GPU 00000000:09:00.0
GPU Power Readings
Power Draw : 44.16 W
Current Power Limit : N/A
Requested Power Limit : N/A
Default Power Limit : N/A
Min Power Limit : N/A
Max Power Limit : N/A
Power Samples
Duration : Not Found
Number of Samples : Not Found
Max : Not Found
Min : Not Found
Avg : Not Found
Module Power Readings
Power Draw : N/A
Current Power Limit : N/A
Requested Power Limit : N/A
Default Power Limit : N/A
Min Power Limit : N/A
Max Power Limit : N/A


$ sudo nvidia-smi -i 1 -pl 200
Changing power management limit is not supported in current scope for GPU: 00000000:09:00.0.
All done.


pcie_connector.jpg
 

gsrcrxsi

Active Member
Dec 12, 2018
362
119
43
Power jumping around is probably normal

hard to say if the GPU or adapter is the culprit. I would try to get a different adapter that can handle the power supply you’re intending.
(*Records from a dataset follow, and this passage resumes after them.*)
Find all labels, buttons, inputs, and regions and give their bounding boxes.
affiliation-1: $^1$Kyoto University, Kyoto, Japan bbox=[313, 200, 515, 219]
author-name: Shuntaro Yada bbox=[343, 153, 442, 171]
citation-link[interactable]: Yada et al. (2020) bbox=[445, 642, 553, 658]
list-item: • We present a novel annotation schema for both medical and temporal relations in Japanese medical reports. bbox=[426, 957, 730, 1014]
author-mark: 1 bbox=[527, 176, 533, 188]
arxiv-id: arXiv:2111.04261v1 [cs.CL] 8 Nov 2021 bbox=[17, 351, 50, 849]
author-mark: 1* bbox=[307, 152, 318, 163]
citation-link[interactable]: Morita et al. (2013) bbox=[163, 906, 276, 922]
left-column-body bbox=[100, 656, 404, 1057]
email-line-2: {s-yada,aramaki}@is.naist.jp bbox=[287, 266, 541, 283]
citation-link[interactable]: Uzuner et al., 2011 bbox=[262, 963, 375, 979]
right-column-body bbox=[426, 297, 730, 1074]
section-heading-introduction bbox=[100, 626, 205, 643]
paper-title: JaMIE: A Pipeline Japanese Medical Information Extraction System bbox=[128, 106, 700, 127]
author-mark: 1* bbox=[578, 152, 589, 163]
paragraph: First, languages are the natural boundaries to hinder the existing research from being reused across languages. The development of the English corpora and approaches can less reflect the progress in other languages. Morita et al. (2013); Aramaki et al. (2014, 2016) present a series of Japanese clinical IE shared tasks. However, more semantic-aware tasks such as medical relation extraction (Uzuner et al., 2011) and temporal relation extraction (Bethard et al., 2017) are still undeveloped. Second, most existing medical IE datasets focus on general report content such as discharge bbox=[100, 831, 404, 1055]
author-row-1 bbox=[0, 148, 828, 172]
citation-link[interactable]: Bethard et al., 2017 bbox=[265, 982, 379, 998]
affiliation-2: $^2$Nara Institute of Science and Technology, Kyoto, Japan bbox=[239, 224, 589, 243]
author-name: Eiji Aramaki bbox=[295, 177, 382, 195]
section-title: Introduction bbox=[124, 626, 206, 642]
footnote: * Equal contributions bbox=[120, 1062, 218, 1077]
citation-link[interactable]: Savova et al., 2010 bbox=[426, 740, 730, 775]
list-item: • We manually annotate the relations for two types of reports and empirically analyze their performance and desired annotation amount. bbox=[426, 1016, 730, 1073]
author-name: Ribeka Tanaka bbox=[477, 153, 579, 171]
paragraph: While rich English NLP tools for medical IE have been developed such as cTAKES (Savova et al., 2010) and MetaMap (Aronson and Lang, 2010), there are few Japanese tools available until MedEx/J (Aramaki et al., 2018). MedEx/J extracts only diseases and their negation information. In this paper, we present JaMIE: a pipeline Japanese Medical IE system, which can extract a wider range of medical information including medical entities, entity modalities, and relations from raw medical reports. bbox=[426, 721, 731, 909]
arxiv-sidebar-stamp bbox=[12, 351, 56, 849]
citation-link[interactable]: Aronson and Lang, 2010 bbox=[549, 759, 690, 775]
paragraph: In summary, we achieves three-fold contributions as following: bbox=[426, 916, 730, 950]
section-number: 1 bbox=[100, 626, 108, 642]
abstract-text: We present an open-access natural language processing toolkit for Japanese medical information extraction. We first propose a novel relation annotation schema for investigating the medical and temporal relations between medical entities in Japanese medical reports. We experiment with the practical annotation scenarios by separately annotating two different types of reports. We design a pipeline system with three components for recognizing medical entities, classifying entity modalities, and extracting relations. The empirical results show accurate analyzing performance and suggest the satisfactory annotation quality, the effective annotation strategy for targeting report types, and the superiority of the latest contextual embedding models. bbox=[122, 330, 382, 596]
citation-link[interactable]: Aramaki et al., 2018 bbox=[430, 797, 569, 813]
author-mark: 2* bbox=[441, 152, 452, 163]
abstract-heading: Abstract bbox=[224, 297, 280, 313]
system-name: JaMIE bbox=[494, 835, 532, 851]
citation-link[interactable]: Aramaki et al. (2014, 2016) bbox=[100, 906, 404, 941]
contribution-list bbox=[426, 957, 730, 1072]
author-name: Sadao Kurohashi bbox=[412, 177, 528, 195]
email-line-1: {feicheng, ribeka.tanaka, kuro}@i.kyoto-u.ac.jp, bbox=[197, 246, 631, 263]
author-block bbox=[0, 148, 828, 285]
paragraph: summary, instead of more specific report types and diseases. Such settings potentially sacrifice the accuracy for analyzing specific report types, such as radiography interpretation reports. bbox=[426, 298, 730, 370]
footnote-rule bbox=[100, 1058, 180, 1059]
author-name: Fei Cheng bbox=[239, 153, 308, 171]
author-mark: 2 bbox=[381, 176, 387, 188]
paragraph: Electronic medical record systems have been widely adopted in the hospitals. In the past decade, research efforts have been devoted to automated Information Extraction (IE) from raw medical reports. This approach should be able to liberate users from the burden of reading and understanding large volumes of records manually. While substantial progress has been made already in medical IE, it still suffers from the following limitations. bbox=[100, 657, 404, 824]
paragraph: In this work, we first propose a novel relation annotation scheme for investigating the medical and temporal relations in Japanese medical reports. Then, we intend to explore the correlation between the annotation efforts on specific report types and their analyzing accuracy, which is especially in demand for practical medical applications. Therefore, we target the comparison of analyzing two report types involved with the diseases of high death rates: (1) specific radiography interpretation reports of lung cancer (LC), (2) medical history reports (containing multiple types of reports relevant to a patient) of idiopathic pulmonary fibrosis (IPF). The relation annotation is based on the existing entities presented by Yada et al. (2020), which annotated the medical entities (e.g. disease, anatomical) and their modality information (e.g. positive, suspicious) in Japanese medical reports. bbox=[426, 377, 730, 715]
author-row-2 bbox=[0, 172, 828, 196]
RGL on the SXM2 to PCIe thread posted a link to some engineering boards that are better made and stated to work with this GPU.
 

xdever

New Member
Jun 29, 2021
18
0
1
It looks to me that the power spikes get increasingly bigger as the card heats up. In the beginning, it barely reaches 400W, while at the end, it jumps around 425. Does anybody know if this card should support power limits and throttling?